A ameaça foi apenas um sinal do que viria. Na quarta-feira (9/7), um dia após o evento, Trump formalizou em carta ao presidente Luiz Inácio Lula da Silva (PT) a imposição de uma tarifa de 50% sobre as exportações brasileiras, agravando a crise entre os países.
O que é o Brics?
O Bric surgiu em 2001, criado por Jim O’Neill, economista do Goldman Sachs, ao identificar Brasil, Rússia, Índia e China como economias emergentes com grande potencial até 2050. Inicialmente uma recomendação para investidores, o grupo foi formalizado em 2006 na Assembleia-Geral da ONU com uma reunião ministerial informal.
O grupo ganhou força após a crise financeira de 2008, com a primeira cúpula de chefes de Estado em 2009 na Rússia. Em 2010, a África do Sul entrou oficialmente, criando o “S” no acrônimo: Brics.
Apesar das diferenças, os membros compartilham um vasto território, uma grande população e rápida industrialização. Hoje, o Brics é composto por África do Sul, Arábia Saudita, Brasil, China, Egito, Emirados Árabes Unidos, Etiópia, Indonésia, Índia, Irã e Rússia.

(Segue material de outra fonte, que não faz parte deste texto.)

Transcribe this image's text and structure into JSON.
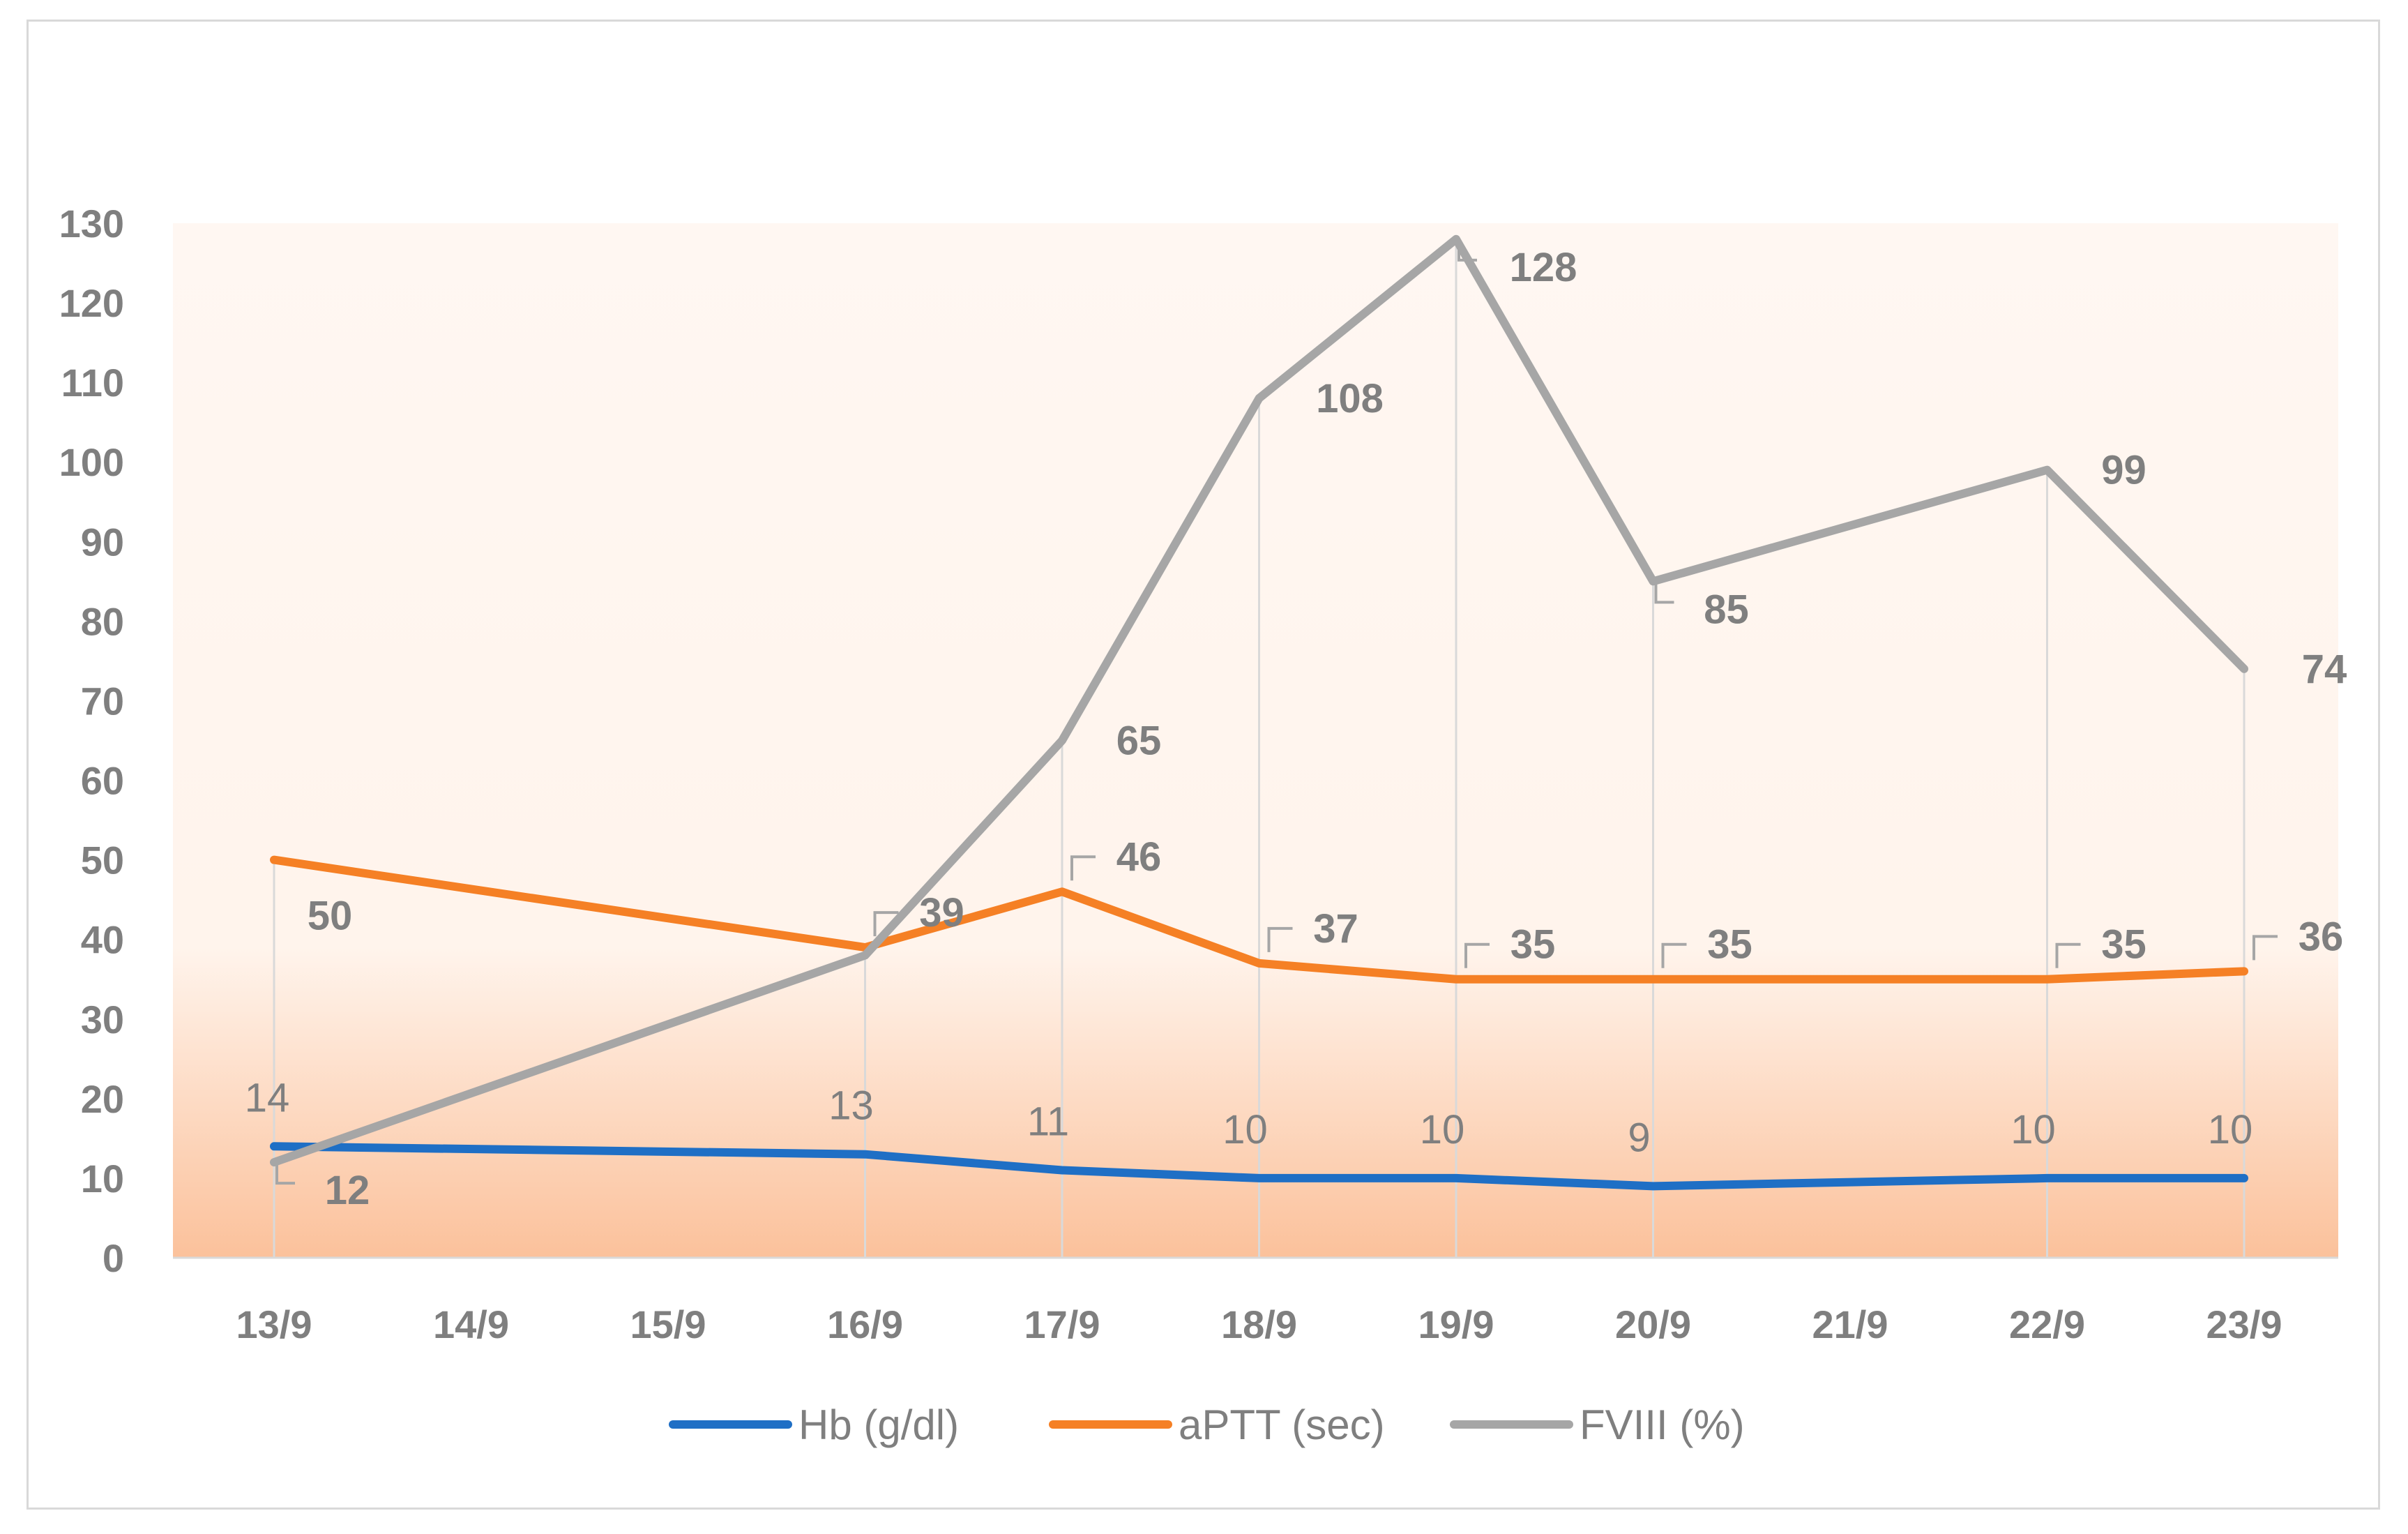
{
  "chart_data": {
    "type": "line",
    "categories": [
      "13/9",
      "14/9",
      "15/9",
      "16/9",
      "17/9",
      "18/9",
      "19/9",
      "20/9",
      "21/9",
      "22/9",
      "23/9"
    ],
    "ylim": [
      0,
      130
    ],
    "yticks": [
      "0",
      "10",
      "20",
      "30",
      "40",
      "50",
      "60",
      "70",
      "80",
      "90",
      "100",
      "110",
      "120",
      "130"
    ],
    "grid": "vertical drop lines at data points",
    "legend": "bottom",
    "series": [
      {
        "name": "Hb (g/dl)",
        "color": "#1f6fc5",
        "values": [
          14,
          null,
          null,
          13,
          11,
          10,
          10,
          9,
          null,
          10,
          10
        ]
      },
      {
        "name": "aPTT (sec)",
        "color": "#f58025",
        "values": [
          50,
          null,
          null,
          39,
          46,
          37,
          35,
          35,
          null,
          35,
          36
        ]
      },
      {
        "name": "FVIII (%)",
        "color": "#a6a6a6",
        "values": [
          12,
          null,
          null,
          38,
          65,
          108,
          128,
          85,
          null,
          99,
          74
        ]
      }
    ],
    "data_labels": {
      "Hb (g/dl)": [
        "14",
        "13",
        "11",
        "10",
        "10",
        "9",
        "10",
        "10"
      ],
      "aPTT (sec)": [
        "50",
        "39",
        "46",
        "37",
        "35",
        "35",
        "35",
        "36"
      ],
      "FVIII (%)": [
        "12",
        "65",
        "108",
        "128",
        "85",
        "99",
        "74"
      ]
    }
  }
}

Especialistas indicam que o protagonismo do Brasil no bloco, aliado à defesa de Lula por sistemas de pagamentos alternativos ao dólar, pode ter levado à reação do presidente americano.
No encerramento da cúpula, Lula defendeu o uso de moedas locais para comércio internacional, reduzindo dependência do dólar. “Creio que o mundo precisa que nossas relações comerciais não passem pelo dólar. Relações com Estados Unidos usam dólar, mas entre Argentina, China, Índia e Europa, podem usar outras moedas”, disse Lula.
“Ninguém decidiu que o dólar é padrão. Nossos bancos centrais precisam discutir isso com os bancos centrais de outros países”, completou o presidente.
Para João Alfredo Lopes Nyegray, coordenador do Observatório de Negócios Internacionais da PUCPR, a fala pode ter dado força para a decisão de Trump. “Ao propor alternativas ao dólar entre países do Sul Global — com apoio da China e Rússia — Lula desafia a arquitetura de poder dos EUA, que Trump tenta reforçar. A declaração do Brics reforça o pedido por reformas em instituições como FMI e por uma ordem financeira multipolar”, avalia.
João Nyegray ressalta que a ação americana segue uma lógica de “diplomacia punitiva”, atingindo países que questionam a hegemonia dos EUA. “Punir o Brasil serve de alerta a outros países do Brics e a potenciais novos membros: haverá custo geoeconômico para desafiar o status quo”, aponta.
Luciano Muñoz, professor de Relações Internacionais do CEUB, afirma que as tarifas de Trump refletem a expansão recente do Brics. “Essa expansão tem sido vista como influência chinesa e russa, especialmente no contexto da guerra na Ucrânia e do isolamento da Rússia. O Brics representa um meio para o isolamento russo e, para a China, é uma plataforma para ampliar sua projeção global”, explica Muñoz.